American Eagle Outfitters topped Street expectations in its first quarter boosted by continuing strong demand for its intimate apparel brand, Aerie.

“After starting a body positivity movement, Aerie is posting record growth rates and striking a real emotional connection with its expanding customer base,” stated American Eagle CEO Jay Schottenstein.

The teen apparel retailer reported net income of $39.9 million, or 22 cents per share, for the quarter ended May 5, up from $25.2 million, or 14 cents per share, during the same period last year. Adjusted earnings per share increased 44% to $0.23, just beating Street estimates.

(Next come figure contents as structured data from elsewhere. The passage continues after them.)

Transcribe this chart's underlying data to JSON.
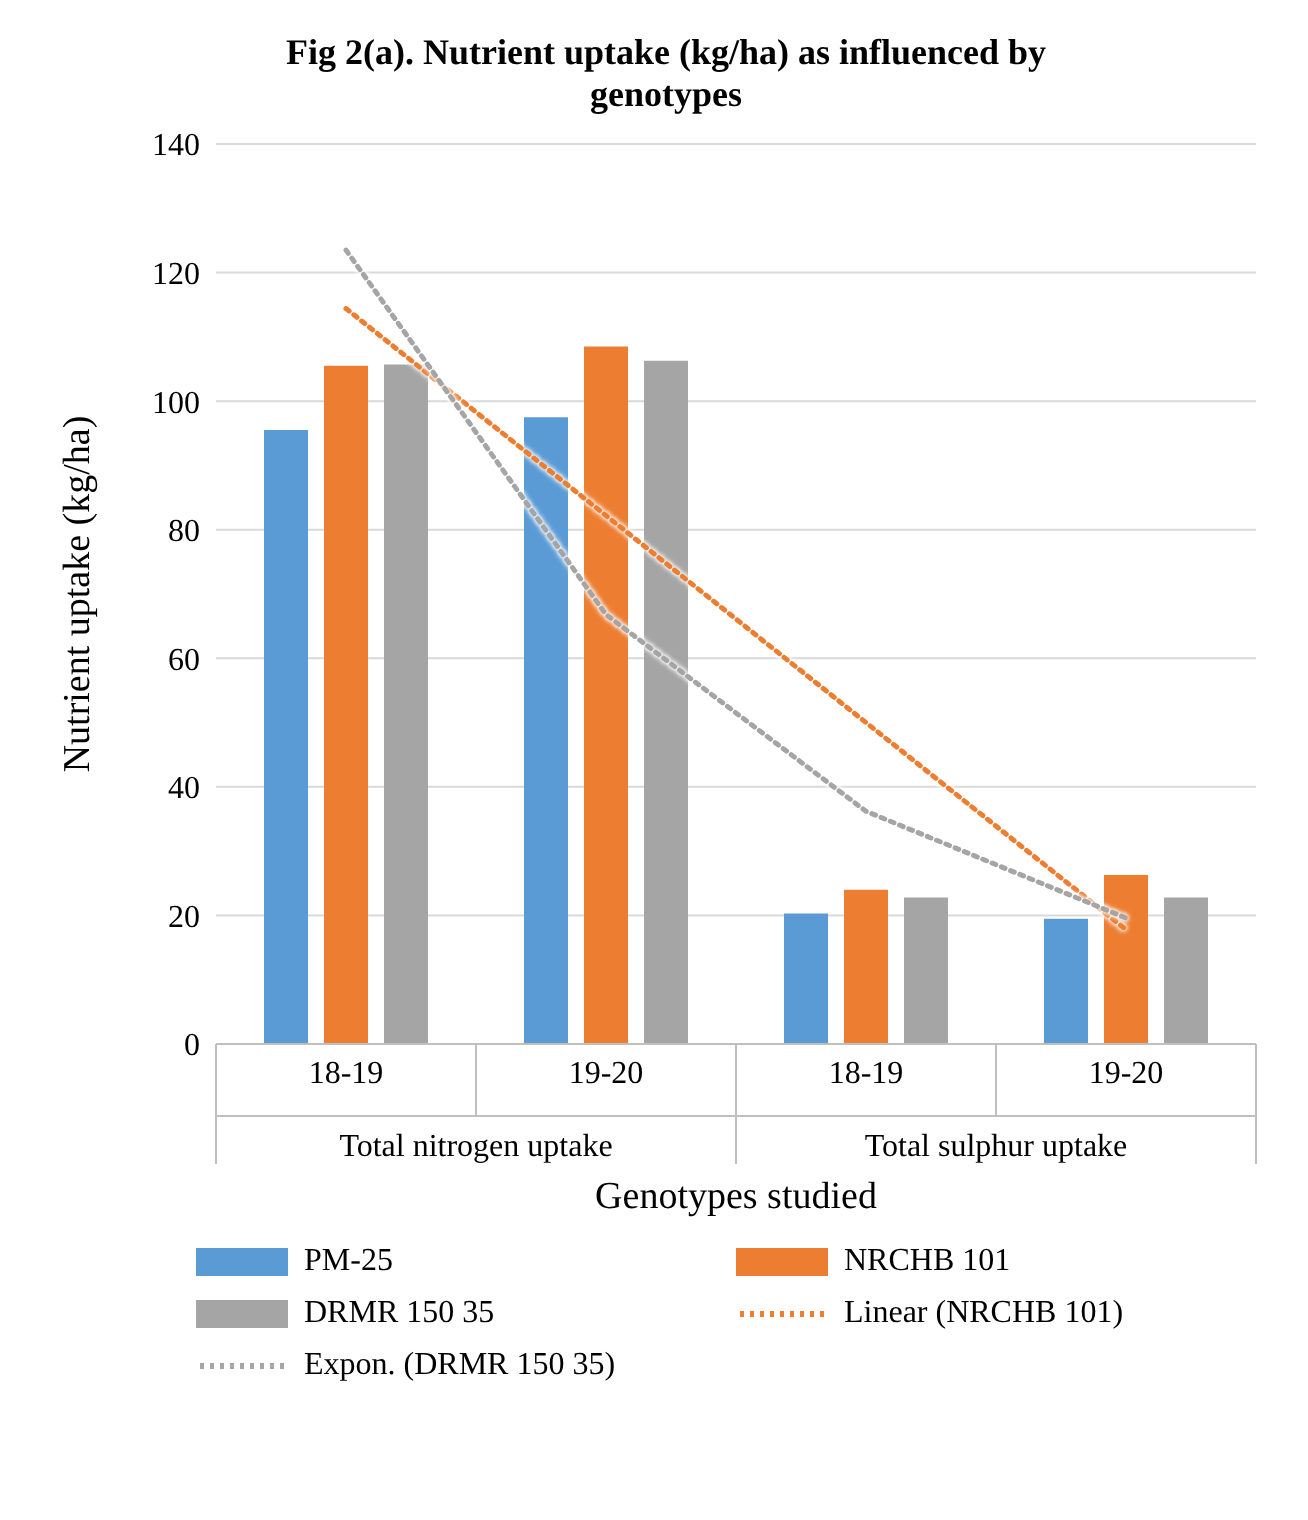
{
  "chart_data": {
    "type": "bar",
    "title": "Fig 2(a). Nutrient uptake (kg/ha) as influenced by genotypes",
    "xlabel": "Genotypes studied",
    "ylabel": "Nutrient uptake (kg/ha)",
    "categories": [
      "18-19",
      "19-20",
      "18-19",
      "19-20"
    ],
    "annotations": [
      "Total nitrogen uptake",
      "Total sulphur uptake"
    ],
    "series": [
      {
        "name": "PM-25",
        "color": "#5b9bd5",
        "values": [
          95.5,
          97.5,
          20.3,
          19.5
        ]
      },
      {
        "name": "NRCHB 101",
        "color": "#ed7d31",
        "values": [
          105.5,
          108.5,
          24,
          26.3
        ]
      },
      {
        "name": "DRMR 150 35",
        "color": "#a5a5a5",
        "values": [
          105.7,
          106.3,
          22.8,
          22.8
        ]
      },
      {
        "name": "Linear (NRCHB 101)",
        "type": "line",
        "line_style": "dotted",
        "color": "#ed7d31",
        "values": [
          114.4,
          82.2,
          50,
          17.8
        ]
      },
      {
        "name": "Expon. (DRMR 150 35)",
        "type": "line",
        "line_style": "dotted",
        "color": "#a5a5a5",
        "values": [
          123.5,
          66.8,
          36.2,
          19.6
        ]
      }
    ],
    "ylim": [
      0,
      140
    ],
    "yticks": [
      0,
      20,
      40,
      60,
      80,
      100,
      120,
      140
    ],
    "grid": "y",
    "legend": "bottom"
  }
}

Total net revenue increased 8% to $823 million, better than analysts expected. Total same-store sales rose 9%. By brand, American Eagle’s comparable sales increased 4% and Aerie’s comparable sales jumped 38%.

“Strong growth from Aerie is nothing new,” commented Neil Saunders, managing director, GlobalData Retail. “However, a 38% uplift in same-store sales off the back of a 25% increase in the prior year is very impressive. In our view, Aerie's inclusive marketing and proposition continue to resonate with consumers, probably more so now than ever before. This is allowing it to take share from Victoria's Secret and from troubled channels like department stores.”

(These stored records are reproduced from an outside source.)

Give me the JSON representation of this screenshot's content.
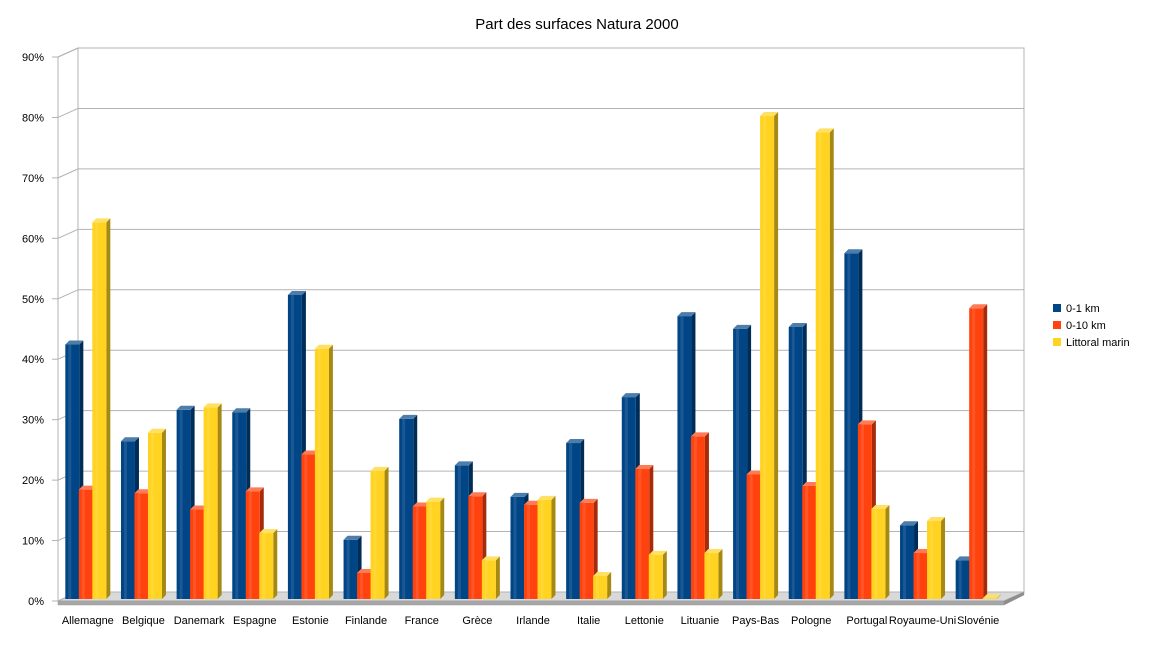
{
  "chart_data": {
    "type": "bar",
    "title": "Part des surfaces Natura 2000",
    "xlabel": "",
    "ylabel": "",
    "ylim": [
      0,
      90
    ],
    "y_ticks": [
      0,
      10,
      20,
      30,
      40,
      50,
      60,
      70,
      80,
      90
    ],
    "y_tick_labels": [
      "0%",
      "10%",
      "20%",
      "30%",
      "40%",
      "50%",
      "60%",
      "70%",
      "80%",
      "90%"
    ],
    "grid": true,
    "legend_position": "right",
    "categories": [
      "Allemagne",
      "Belgique",
      "Danemark",
      "Espagne",
      "Estonie",
      "Finlande",
      "France",
      "Grèce",
      "Irlande",
      "Italie",
      "Lettonie",
      "Lituanie",
      "Pays-Bas",
      "Pologne",
      "Portugal",
      "Royaume-Uni",
      "Slovénie"
    ],
    "series": [
      {
        "name": "0-1 km",
        "color": "#004586",
        "values": [
          42.1,
          26.1,
          31.3,
          30.9,
          50.3,
          9.8,
          29.8,
          22.1,
          16.9,
          25.8,
          33.4,
          46.8,
          44.7,
          45.0,
          57.2,
          12.2,
          6.4
        ]
      },
      {
        "name": "0-10 km",
        "color": "#ff420e",
        "values": [
          18.1,
          17.5,
          14.8,
          17.8,
          23.9,
          4.3,
          15.3,
          17.0,
          15.6,
          15.9,
          21.5,
          26.9,
          20.6,
          18.7,
          28.9,
          7.6,
          48.1
        ]
      },
      {
        "name": "Littoral marin",
        "color": "#ffd320",
        "values": [
          62.3,
          27.5,
          31.7,
          10.9,
          41.4,
          21.2,
          16.1,
          6.4,
          16.4,
          3.8,
          7.3,
          7.6,
          79.9,
          77.2,
          14.9,
          12.9,
          0.1
        ]
      }
    ]
  }
}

In his statement, Schottenstein noted that the first quarter marked America Eagle’s 13th consecutive quarter of positive comparable sales, leading to an increased operating margin and earnings growth. In addition to Aerie, he cited the chain’s “dominant” jeans business as contributing to growth.

“We are highly focused on our strategic plan, centered on expanding American Eagle, accelerating Aerie’s growth, elevating the customer experience and delivering strong financial returns,” he said.